In the beginning, the library was little more than a room in Kinsey Hall, the original building on campus. But even then, the librarians took their roles as educators seriously.
A visitor to the campus in the summer of 1913 noted the addition of new bookcases for the library, which he estimated contained 3,000 volumes, and was impressed by the large number of magazines on display.William Jerry MacLean in Barton College: Our Century
These books and journals, carefully selected to support the research needs of our students and faculty, were seedlings that continued to grow and flourish as the college’s academic programming expanded.
By the late 1940s, the room in Kinsey Hall could no longer contain the growing collection, or provide the space faculty and students needed for serious reading, research, and writing. Clarence L. Hardy, who served on the college’s Board of Trustees from 1926 to 1949, stepped up with a generous donation to fund the construction of a new, freestanding library. Construction began in the summer of 1949, and Hardy Library opened its doors in the fall of 1951. It was a top tier facility for its time, with three stories and a capacity of 75,000 volumes. The entire top floor and half of the second held the circulating books. The second floor also housed an Education Curriculum Lab and a large microfilm section. The main floor featured an extensive Reference Room and seating space for over a hundred patrons.
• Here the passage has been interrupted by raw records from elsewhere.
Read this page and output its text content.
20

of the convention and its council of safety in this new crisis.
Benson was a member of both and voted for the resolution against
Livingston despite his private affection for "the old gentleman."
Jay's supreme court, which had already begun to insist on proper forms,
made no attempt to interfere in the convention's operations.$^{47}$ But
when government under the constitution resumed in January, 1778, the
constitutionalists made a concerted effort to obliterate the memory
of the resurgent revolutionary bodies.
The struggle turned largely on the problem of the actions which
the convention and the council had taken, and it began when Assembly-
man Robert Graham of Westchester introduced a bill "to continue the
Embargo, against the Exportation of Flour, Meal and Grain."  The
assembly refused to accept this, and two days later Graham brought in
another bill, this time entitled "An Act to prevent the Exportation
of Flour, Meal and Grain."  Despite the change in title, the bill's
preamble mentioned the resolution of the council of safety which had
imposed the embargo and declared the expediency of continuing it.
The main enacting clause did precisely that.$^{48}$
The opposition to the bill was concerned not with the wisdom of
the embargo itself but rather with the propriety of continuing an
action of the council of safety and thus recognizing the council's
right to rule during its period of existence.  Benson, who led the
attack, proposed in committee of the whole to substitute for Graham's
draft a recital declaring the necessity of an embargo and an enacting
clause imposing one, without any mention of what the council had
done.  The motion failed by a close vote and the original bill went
But within twenty years, Hardy Library had nearly reached its capacity, with 70,000 volumes and a growing student body to serve. Grants from the Z. Smith Reynolds and Mary Reynolds Babcock Foundations funded a renovation project that expanded the facility by 2,200 square feet of floor space, provided shelf space for an additional 13,000 volumes, and increased the total seating space to accommodate 175 patrons.
Between the time Hardy Library was constructed and the mid-1970s, the student population doubled, and it became clear that the college needed a new, modern facility, one that would accommodate the library’s expanding role in supporting student success. Alumni, trustees, friends of the college, corporations, and foundations came together and raised approximately one million dollars to fund the construction of a new library. Construction began in 1976, and the Willis N. Hackney Library opened in the summer of 1977. It was named for a Wilson businessman and lifelong supporter of Atlantic Christian College. Hackney Library was built to hold 160,000 volumes and contained 27,000 square feet of floor space. The new library could accommodate seating for 250 patrons, and included small conference rooms for group study and closed carrels for faculty. A Learning Resources Center, staffed by the Department of English and Modern Languages, was housed in the library.
As the twentieth century drew to a close, the world of higher education changed dramatically, and the library, true to its mission, supported these changes. By the late 1980s, libraries had shifted from collecting physical volumes to providing electronic access. Hackney Library joined the digital revolution in 1987 with a new computerized circulation system. Within three years, it had installed a CD-ROM-based indexing system.
In 1995, it moved to an integrated library system, which allowed librarians to catalog materials and manage patron records through a shared database, and gave patrons access to an online catalog.
In 1998, Hackney was one of the first libraries to join NC LIVE, a consortium of public and academic libraries that purchases and manages access to electronic resources. This formed the foundation of an electronic collection that grew to over 20,000 journals and 2,700 eBooks within fifteen years. Between 2012 and 2013 alone, the library’s electronic journal holdings nearly doubled, and eBook access mushroomed to 80,000 titles.
The collaboration between librarians, faculty, and student support professionals that began with the Learning Resources Center has continued to evolve as well. In the summer of 2012, the Office of Student Success and Career Services moved to the main floor of Hackney Library. These offices offer counseling on academic progress and study skills, coordinate tutors, and help students explore careers, devise job search strategies, and prepare for interviews.
In Barton College’s 111 years, the library’s book and journal holdings have expanded exponentially. Modern buildings have replaced aging ones. New technologies have emerged. And student services have expanded. But one thing has remained constant. We are, as an early librarian said, “not only a repository and lender of books, but an extension of the classroom.”